PhD defence by Mojtaba Mehrzadi on Power Management Systems for Dynamic Positioning Offshore Support Vessels: Artificial Intelligence and Optimization for Shipboard Microgrids
11.03.2021 kl. 13.00 - 16.00
Mojtaba Mehrzadi, Department of Energy Technology, will defend the thesis "Power Management Systems for Dynamic Positioning Offshore Support Vessels: Artificial Intelligence and Optimization for Shipboard Microgrids"
Power Management Systems for Dynamic Positioning Offshore Support Vessels: Artificial Intelligence and Optimization for Shipboard Microgrids
Professor Josep M. Guerrero
Professor Juan C. Vasquez
Associate Professor Zhenyu Yang
Associate Professor Zhenyu Yang, Dept. of Energy Technology, Aalborg University (Chairman)

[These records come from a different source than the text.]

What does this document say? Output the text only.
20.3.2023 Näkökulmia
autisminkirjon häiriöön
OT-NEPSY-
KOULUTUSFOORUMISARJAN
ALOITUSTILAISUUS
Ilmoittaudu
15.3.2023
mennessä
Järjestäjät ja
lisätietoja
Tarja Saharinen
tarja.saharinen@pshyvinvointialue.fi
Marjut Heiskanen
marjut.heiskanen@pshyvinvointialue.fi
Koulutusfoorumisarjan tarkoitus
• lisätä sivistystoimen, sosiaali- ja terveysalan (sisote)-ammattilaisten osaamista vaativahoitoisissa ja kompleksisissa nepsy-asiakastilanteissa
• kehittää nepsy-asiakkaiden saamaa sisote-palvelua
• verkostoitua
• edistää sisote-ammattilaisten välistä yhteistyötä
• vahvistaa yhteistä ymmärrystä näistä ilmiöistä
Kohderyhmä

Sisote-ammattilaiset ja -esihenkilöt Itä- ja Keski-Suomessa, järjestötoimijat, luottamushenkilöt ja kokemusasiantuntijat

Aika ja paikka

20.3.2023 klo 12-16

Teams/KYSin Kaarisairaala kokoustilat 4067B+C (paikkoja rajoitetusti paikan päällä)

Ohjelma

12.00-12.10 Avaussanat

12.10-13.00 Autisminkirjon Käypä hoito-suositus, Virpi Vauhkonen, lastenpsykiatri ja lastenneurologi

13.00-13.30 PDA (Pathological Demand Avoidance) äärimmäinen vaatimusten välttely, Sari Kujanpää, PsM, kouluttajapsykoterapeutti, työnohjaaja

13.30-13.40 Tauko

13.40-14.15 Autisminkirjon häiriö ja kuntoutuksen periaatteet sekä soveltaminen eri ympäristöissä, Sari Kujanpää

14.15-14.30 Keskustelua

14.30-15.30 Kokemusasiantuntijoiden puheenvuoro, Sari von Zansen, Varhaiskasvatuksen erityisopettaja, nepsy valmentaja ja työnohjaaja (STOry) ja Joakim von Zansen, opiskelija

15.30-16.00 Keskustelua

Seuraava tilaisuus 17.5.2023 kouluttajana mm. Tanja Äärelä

Professor Doris Sáez Hueichapan, University of Chile, Chile
Associate Professor Muzamir Isa, University Malaysia Perlis, Malaysia
Recent developments in the marine industry concentrate on using modern technology to apply an innovative strategy for reducing greenhouse gas emissions (GHG) and increasing energy efficiency. Most advanced ships are equipped with electric propulsion, diesel generators to produce power for variable speed propellers, and distribution systems. Furthermore, maneuvering in deep water due to anchor handling limitations such as oil exploration, offshore wind farm, cable, and pipe laying is defined as a high-risk operation. Advanced technology is known as the dynamic positioning system (DPS) to avoid loss of position and compensate for the ship motions induced by sea disturbances during the DP operation (DPS), which is automatically used to control the ship motions desired position. Hence, the DPS applies to compute the power demand and corresponding command forces and direction to each thruster motors to counteract sea disturbances. Inadequate power can reduce DPS execution, loss of station, power failure, and increase fuel consumption and GHG emissions. Therefore, an energy storage system (ESS) is implemented to improve the power system's reliability and stability to prevent the risk of blackout and power system failure. Furthermore, ESS reduces the propulsion torque and power consumption due to the loading of standby generators during the synchronization process, peak power demand in harsh environments, and closed busbar failure. Accordingly, the unpredicted thruster's power demand due to uncertainties and sudden sea forces changes such as wind and wave is forecasted for PMS in the DP ship based on the artificial intelligence (AI) method.
THE DEFENCE IN ENGLISH - all are welcome.